New Chatham House report
Saving Oil and Gas in the Gulf is a new Chatham House report on the six countries that make up the Gulf Cooperation Council (GCC). The MRR has repeatedly referenced the risks not only to the oil exporting countries but the oil importing countries as well that may result from declining net exports from these countries. The Chatham House report reviews the current situation and proposes specific measures it feels could reduce these risk if implemented at the GCC level.
The systemic waste of oil and gas in the Gulf is eroding economic resilience to shocks and increasing security risks, including to citizens’ health. Success or failure in setting and meeting sustainable energy goals in the Gulf Cooperation Council (GCC) countries will have a global impact.
The six GCC countries – Saudi Arabia, Qatar, Kuwait, Oman, the UAE and Bahrain – now consume more primary energy than the whole of Africa. Yet they have just one twentieth of that continent’s population. Energy intensity in the region is high and rising in contrast to other industrialized regions and is driven by systemic inefficiencies.
Almost 100% of energy in the region is produced from oil and gas without carbon dioxide abatement, and water security is increasingly dependent on energy-driven desalination. If the region’s fuel demand were to continue rising as it has over the last decade, it would double by 2024. This is a deeply undesirable prospect for both the national security of each state and the global environment.

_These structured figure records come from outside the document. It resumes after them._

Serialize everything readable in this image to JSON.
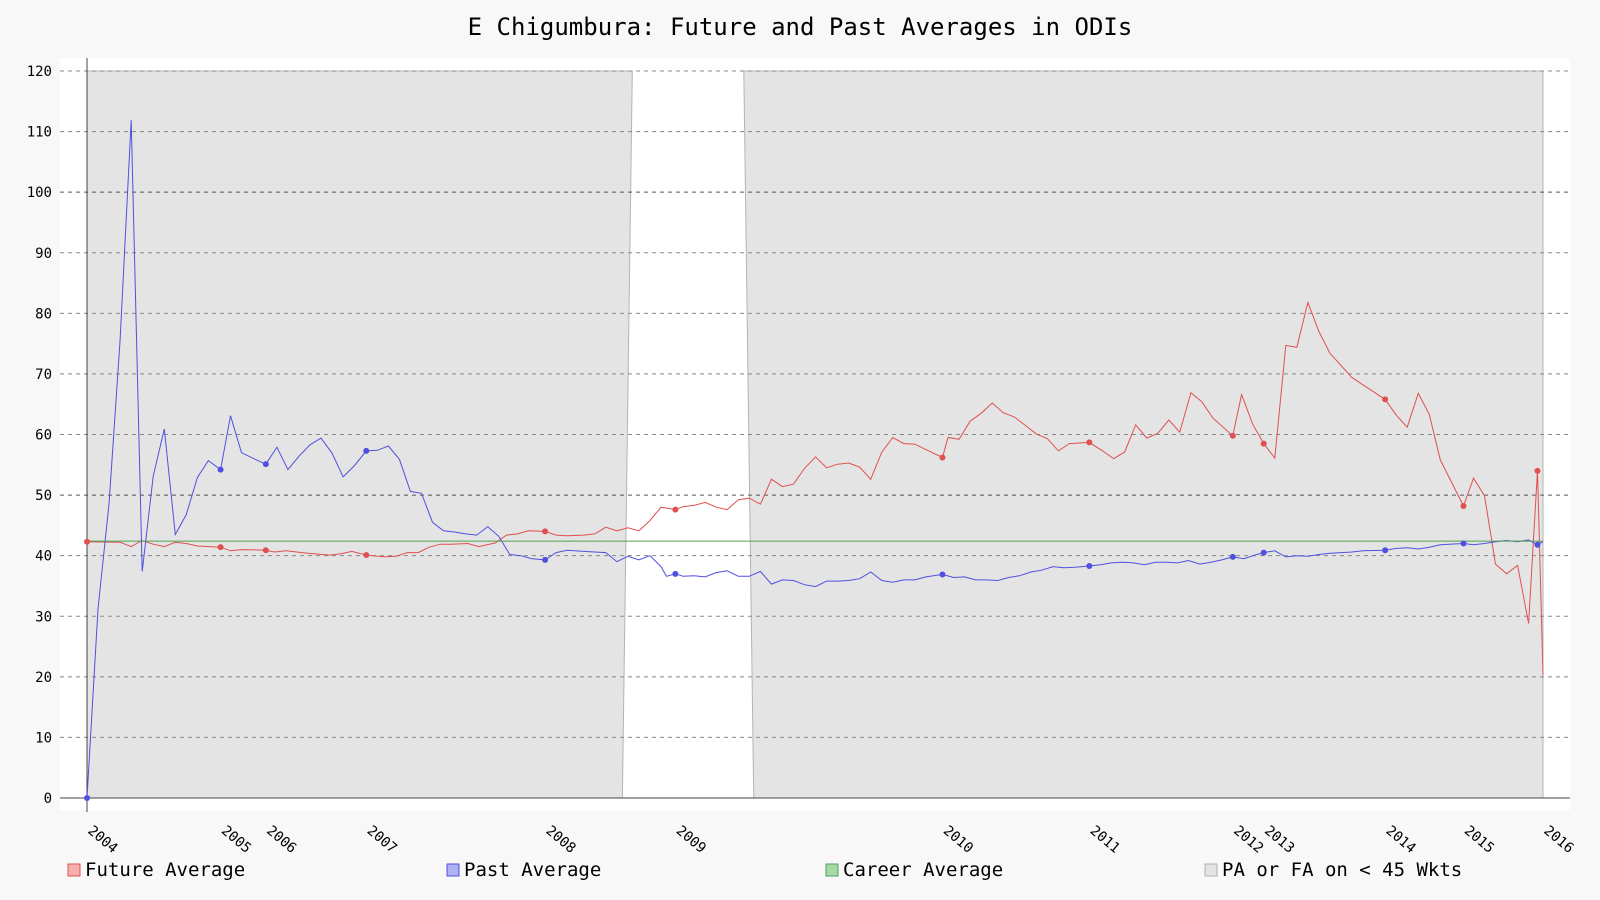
{
  "chart_data": {
    "type": "line",
    "title": "E Chigumbura: Future and Past Averages in ODIs",
    "xlabel": "",
    "ylabel": "",
    "ylim": [
      0,
      120
    ],
    "yticks": [
      0,
      10,
      20,
      30,
      40,
      50,
      60,
      70,
      80,
      90,
      100,
      110,
      120
    ],
    "grid": true,
    "legend_position": "bottom",
    "x_ticks": [
      {
        "label": "2004",
        "x": 2004.0
      },
      {
        "label": "2005",
        "x": 2005.21
      },
      {
        "label": "2006",
        "x": 2005.62
      },
      {
        "label": "2007",
        "x": 2006.53
      },
      {
        "label": "2008",
        "x": 2008.15
      },
      {
        "label": "2009",
        "x": 2009.33
      },
      {
        "label": "2010",
        "x": 2011.75
      },
      {
        "label": "2011",
        "x": 2013.08
      },
      {
        "label": "2012",
        "x": 2014.38
      },
      {
        "label": "2013",
        "x": 2014.66
      },
      {
        "label": "2014",
        "x": 2015.76
      },
      {
        "label": "2015",
        "x": 2016.47
      },
      {
        "label": "2016",
        "x": 2017.19
      }
    ],
    "x_range": [
      2004.0,
      2017.19
    ],
    "shaded_regions": [
      {
        "x0": 2004.0,
        "x1": 2008.94,
        "x1_bottom": 2008.85
      },
      {
        "x0": 2009.95,
        "x0_bottom": 2010.04,
        "x1": 2017.19
      }
    ],
    "series": [
      {
        "name": "Future Average",
        "color": "#e05050",
        "points": [
          [
            2004.0,
            42.3
          ],
          [
            2004.3,
            42.2
          ],
          [
            2004.4,
            41.5
          ],
          [
            2004.5,
            42.5
          ],
          [
            2004.6,
            41.9
          ],
          [
            2004.7,
            41.5
          ],
          [
            2004.8,
            42.2
          ],
          [
            2004.9,
            42.0
          ],
          [
            2005.0,
            41.6
          ],
          [
            2005.21,
            41.4
          ],
          [
            2005.3,
            40.8
          ],
          [
            2005.4,
            41.0
          ],
          [
            2005.62,
            40.9
          ],
          [
            2005.7,
            40.6
          ],
          [
            2005.8,
            40.8
          ],
          [
            2006.0,
            40.4
          ],
          [
            2006.2,
            40.1
          ],
          [
            2006.3,
            40.3
          ],
          [
            2006.4,
            40.7
          ],
          [
            2006.53,
            40.1
          ],
          [
            2006.7,
            39.8
          ],
          [
            2006.8,
            39.9
          ],
          [
            2006.9,
            40.5
          ],
          [
            2007.0,
            40.5
          ],
          [
            2007.1,
            41.4
          ],
          [
            2007.2,
            41.9
          ],
          [
            2007.3,
            41.9
          ],
          [
            2007.45,
            42.0
          ],
          [
            2007.55,
            41.5
          ],
          [
            2007.7,
            42.1
          ],
          [
            2007.8,
            43.4
          ],
          [
            2007.9,
            43.6
          ],
          [
            2008.0,
            44.1
          ],
          [
            2008.15,
            44.0
          ],
          [
            2008.25,
            43.4
          ],
          [
            2008.35,
            43.3
          ],
          [
            2008.5,
            43.4
          ],
          [
            2008.6,
            43.6
          ],
          [
            2008.7,
            44.7
          ],
          [
            2008.8,
            44.1
          ],
          [
            2008.9,
            44.6
          ],
          [
            2009.0,
            44.1
          ],
          [
            2009.1,
            45.8
          ],
          [
            2009.2,
            48.0
          ],
          [
            2009.33,
            47.6
          ],
          [
            2009.4,
            48.1
          ],
          [
            2009.5,
            48.3
          ],
          [
            2009.6,
            48.8
          ],
          [
            2009.7,
            48.0
          ],
          [
            2009.8,
            47.6
          ],
          [
            2009.9,
            49.2
          ],
          [
            2010.0,
            49.5
          ],
          [
            2010.1,
            48.5
          ],
          [
            2010.2,
            52.6
          ],
          [
            2010.3,
            51.4
          ],
          [
            2010.4,
            51.8
          ],
          [
            2010.5,
            54.4
          ],
          [
            2010.6,
            56.3
          ],
          [
            2010.7,
            54.5
          ],
          [
            2010.8,
            55.1
          ],
          [
            2010.9,
            55.3
          ],
          [
            2011.0,
            54.6
          ],
          [
            2011.1,
            52.6
          ],
          [
            2011.2,
            57.1
          ],
          [
            2011.3,
            59.5
          ],
          [
            2011.4,
            58.5
          ],
          [
            2011.5,
            58.4
          ],
          [
            2011.6,
            57.5
          ],
          [
            2011.75,
            56.2
          ],
          [
            2011.8,
            59.5
          ],
          [
            2011.9,
            59.2
          ],
          [
            2012.0,
            62.2
          ],
          [
            2012.1,
            63.5
          ],
          [
            2012.2,
            65.2
          ],
          [
            2012.3,
            63.6
          ],
          [
            2012.4,
            62.9
          ],
          [
            2012.5,
            61.5
          ],
          [
            2012.6,
            60.1
          ],
          [
            2012.7,
            59.3
          ],
          [
            2012.8,
            57.3
          ],
          [
            2012.9,
            58.5
          ],
          [
            2013.08,
            58.7
          ],
          [
            2013.2,
            57.3
          ],
          [
            2013.3,
            56.0
          ],
          [
            2013.4,
            57.1
          ],
          [
            2013.5,
            61.6
          ],
          [
            2013.6,
            59.4
          ],
          [
            2013.7,
            60.2
          ],
          [
            2013.8,
            62.4
          ],
          [
            2013.9,
            60.4
          ],
          [
            2014.0,
            66.9
          ],
          [
            2014.1,
            65.4
          ],
          [
            2014.2,
            62.7
          ],
          [
            2014.38,
            59.8
          ],
          [
            2014.46,
            66.6
          ],
          [
            2014.56,
            61.7
          ],
          [
            2014.66,
            58.5
          ],
          [
            2014.76,
            56.1
          ],
          [
            2014.86,
            74.7
          ],
          [
            2014.96,
            74.4
          ],
          [
            2015.06,
            81.8
          ],
          [
            2015.16,
            77.0
          ],
          [
            2015.26,
            73.4
          ],
          [
            2015.46,
            69.4
          ],
          [
            2015.76,
            65.8
          ],
          [
            2015.86,
            63.2
          ],
          [
            2015.96,
            61.2
          ],
          [
            2016.06,
            66.8
          ],
          [
            2016.16,
            63.3
          ],
          [
            2016.26,
            55.8
          ],
          [
            2016.47,
            48.2
          ],
          [
            2016.56,
            52.8
          ],
          [
            2016.66,
            49.9
          ],
          [
            2016.76,
            38.6
          ],
          [
            2016.86,
            37.0
          ],
          [
            2016.96,
            38.4
          ],
          [
            2017.06,
            28.8
          ],
          [
            2017.14,
            54.0
          ],
          [
            2017.19,
            20.3
          ]
        ],
        "markers": [
          [
            2004.0,
            42.3
          ],
          [
            2005.21,
            41.4
          ],
          [
            2005.62,
            40.9
          ],
          [
            2006.53,
            40.1
          ],
          [
            2008.15,
            44.0
          ],
          [
            2009.33,
            47.6
          ],
          [
            2011.75,
            56.2
          ],
          [
            2013.08,
            58.7
          ],
          [
            2014.38,
            59.8
          ],
          [
            2014.66,
            58.5
          ],
          [
            2015.76,
            65.8
          ],
          [
            2016.47,
            48.2
          ],
          [
            2017.14,
            54.0
          ]
        ]
      },
      {
        "name": "Past Average",
        "color": "#5050e0",
        "points": [
          [
            2004.0,
            0.0
          ],
          [
            2004.1,
            31.2
          ],
          [
            2004.2,
            48.7
          ],
          [
            2004.3,
            75.6
          ],
          [
            2004.4,
            111.9
          ],
          [
            2004.5,
            37.4
          ],
          [
            2004.6,
            53.1
          ],
          [
            2004.7,
            60.9
          ],
          [
            2004.8,
            43.5
          ],
          [
            2004.9,
            46.8
          ],
          [
            2005.0,
            52.9
          ],
          [
            2005.1,
            55.7
          ],
          [
            2005.21,
            54.2
          ],
          [
            2005.3,
            63.1
          ],
          [
            2005.4,
            57.0
          ],
          [
            2005.5,
            56.1
          ],
          [
            2005.62,
            55.1
          ],
          [
            2005.72,
            57.9
          ],
          [
            2005.82,
            54.2
          ],
          [
            2005.92,
            56.4
          ],
          [
            2006.02,
            58.3
          ],
          [
            2006.12,
            59.4
          ],
          [
            2006.22,
            56.9
          ],
          [
            2006.32,
            53.0
          ],
          [
            2006.42,
            54.8
          ],
          [
            2006.53,
            57.3
          ],
          [
            2006.63,
            57.4
          ],
          [
            2006.73,
            58.1
          ],
          [
            2006.83,
            55.9
          ],
          [
            2006.93,
            50.6
          ],
          [
            2007.03,
            50.3
          ],
          [
            2007.13,
            45.5
          ],
          [
            2007.23,
            44.1
          ],
          [
            2007.33,
            43.9
          ],
          [
            2007.43,
            43.6
          ],
          [
            2007.53,
            43.4
          ],
          [
            2007.63,
            44.8
          ],
          [
            2007.73,
            43.2
          ],
          [
            2007.83,
            40.2
          ],
          [
            2007.93,
            40.0
          ],
          [
            2008.03,
            39.5
          ],
          [
            2008.15,
            39.3
          ],
          [
            2008.25,
            40.5
          ],
          [
            2008.35,
            40.9
          ],
          [
            2008.5,
            40.7
          ],
          [
            2008.7,
            40.5
          ],
          [
            2008.8,
            39.0
          ],
          [
            2008.9,
            39.9
          ],
          [
            2009.0,
            39.3
          ],
          [
            2009.1,
            40.0
          ],
          [
            2009.2,
            38.2
          ],
          [
            2009.25,
            36.6
          ],
          [
            2009.33,
            37.0
          ],
          [
            2009.4,
            36.6
          ],
          [
            2009.5,
            36.7
          ],
          [
            2009.6,
            36.5
          ],
          [
            2009.7,
            37.2
          ],
          [
            2009.8,
            37.5
          ],
          [
            2009.9,
            36.6
          ],
          [
            2010.0,
            36.6
          ],
          [
            2010.1,
            37.4
          ],
          [
            2010.2,
            35.3
          ],
          [
            2010.3,
            36.0
          ],
          [
            2010.4,
            35.9
          ],
          [
            2010.5,
            35.2
          ],
          [
            2010.6,
            34.9
          ],
          [
            2010.7,
            35.8
          ],
          [
            2010.8,
            35.8
          ],
          [
            2010.9,
            35.9
          ],
          [
            2011.0,
            36.2
          ],
          [
            2011.1,
            37.3
          ],
          [
            2011.2,
            35.9
          ],
          [
            2011.3,
            35.6
          ],
          [
            2011.4,
            36.0
          ],
          [
            2011.5,
            36.0
          ],
          [
            2011.6,
            36.5
          ],
          [
            2011.75,
            36.9
          ],
          [
            2011.85,
            36.4
          ],
          [
            2011.95,
            36.5
          ],
          [
            2012.05,
            36.0
          ],
          [
            2012.15,
            36.0
          ],
          [
            2012.25,
            35.9
          ],
          [
            2012.35,
            36.4
          ],
          [
            2012.45,
            36.7
          ],
          [
            2012.55,
            37.3
          ],
          [
            2012.65,
            37.6
          ],
          [
            2012.75,
            38.2
          ],
          [
            2012.85,
            38.0
          ],
          [
            2012.95,
            38.1
          ],
          [
            2013.08,
            38.3
          ],
          [
            2013.18,
            38.5
          ],
          [
            2013.28,
            38.8
          ],
          [
            2013.38,
            38.9
          ],
          [
            2013.48,
            38.8
          ],
          [
            2013.58,
            38.5
          ],
          [
            2013.68,
            38.9
          ],
          [
            2013.78,
            38.9
          ],
          [
            2013.88,
            38.8
          ],
          [
            2013.98,
            39.2
          ],
          [
            2014.08,
            38.6
          ],
          [
            2014.18,
            38.9
          ],
          [
            2014.28,
            39.3
          ],
          [
            2014.38,
            39.8
          ],
          [
            2014.48,
            39.5
          ],
          [
            2014.58,
            40.1
          ],
          [
            2014.66,
            40.5
          ],
          [
            2014.76,
            40.8
          ],
          [
            2014.86,
            39.8
          ],
          [
            2014.96,
            40.0
          ],
          [
            2015.06,
            39.9
          ],
          [
            2015.16,
            40.2
          ],
          [
            2015.26,
            40.4
          ],
          [
            2015.46,
            40.6
          ],
          [
            2015.56,
            40.8
          ],
          [
            2015.76,
            40.9
          ],
          [
            2015.86,
            41.2
          ],
          [
            2015.96,
            41.3
          ],
          [
            2016.06,
            41.1
          ],
          [
            2016.16,
            41.4
          ],
          [
            2016.26,
            41.8
          ],
          [
            2016.47,
            42.0
          ],
          [
            2016.56,
            41.8
          ],
          [
            2016.66,
            42.0
          ],
          [
            2016.76,
            42.3
          ],
          [
            2016.86,
            42.5
          ],
          [
            2016.96,
            42.3
          ],
          [
            2017.06,
            42.6
          ],
          [
            2017.14,
            41.8
          ],
          [
            2017.19,
            42.3
          ]
        ],
        "markers": [
          [
            2004.0,
            0.0
          ],
          [
            2005.21,
            54.2
          ],
          [
            2005.62,
            55.1
          ],
          [
            2006.53,
            57.3
          ],
          [
            2008.15,
            39.3
          ],
          [
            2009.33,
            37.0
          ],
          [
            2011.75,
            36.9
          ],
          [
            2013.08,
            38.3
          ],
          [
            2014.38,
            39.8
          ],
          [
            2014.66,
            40.5
          ],
          [
            2015.76,
            40.9
          ],
          [
            2016.47,
            42.0
          ],
          [
            2017.14,
            41.8
          ]
        ]
      },
      {
        "name": "Career Average",
        "color": "#50a050",
        "value": 42.4
      }
    ],
    "legend": [
      {
        "name": "Future Average",
        "fill": "#f4b0b0",
        "stroke": "#e05050"
      },
      {
        "name": "Past Average",
        "fill": "#b0b0f4",
        "stroke": "#5050e0"
      },
      {
        "name": "Career Average",
        "fill": "#a8d8a8",
        "stroke": "#50a050"
      },
      {
        "name": "PA or FA on < 45 Wkts",
        "fill": "#e4e4e4",
        "stroke": "#b0b0b0"
      }
    ]
  }
}
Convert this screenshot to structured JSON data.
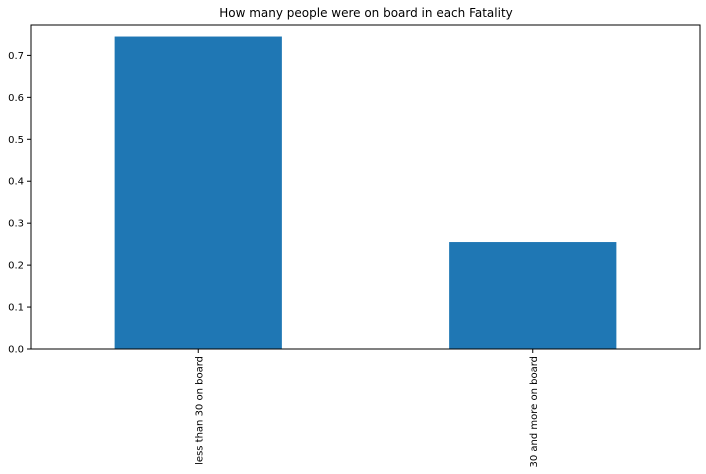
{
  "chart_data": {
    "type": "bar",
    "title": "How many people were on board in each Fatality",
    "xlabel": "",
    "ylabel": "",
    "categories": [
      "less than 30 on board",
      "30 and more on board"
    ],
    "values": [
      0.745,
      0.255
    ],
    "ylim": [
      0,
      0.7725
    ],
    "yticks": [
      0.0,
      0.1,
      0.2,
      0.3,
      0.4,
      0.5,
      0.6,
      0.7
    ],
    "ytick_labels": [
      "0.0",
      "0.1",
      "0.2",
      "0.3",
      "0.4",
      "0.5",
      "0.6",
      "0.7"
    ],
    "grid": false,
    "legend": "none",
    "bar_color": "#1f77b4",
    "x_tick_rotation": 90
  }
}
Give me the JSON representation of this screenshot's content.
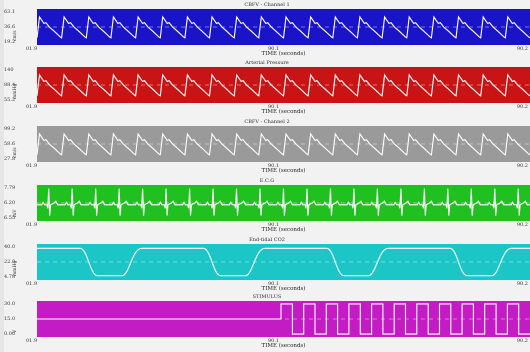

One of the graphics in the report illustrates the situation concerning consumption as a percentage of domestic production for oil and gas. It is interesting to note that four of the six countries either is today or could be very soon a net importer of natural gas unless things change quickly. With the world entering the “Gold Age of Gas” as the IEA has put it this may not be a good trend that goes beyond the situation concerning net oil exports that is usually the focus of discussion.
The report included energy use graphs like this one for Kuwait for each of the GCC members. One look at this and it is clear it will not be easy bringing energy costs into line with market prices. The removal of subsidies will be painful and politicially difficult across all the GCC member countries.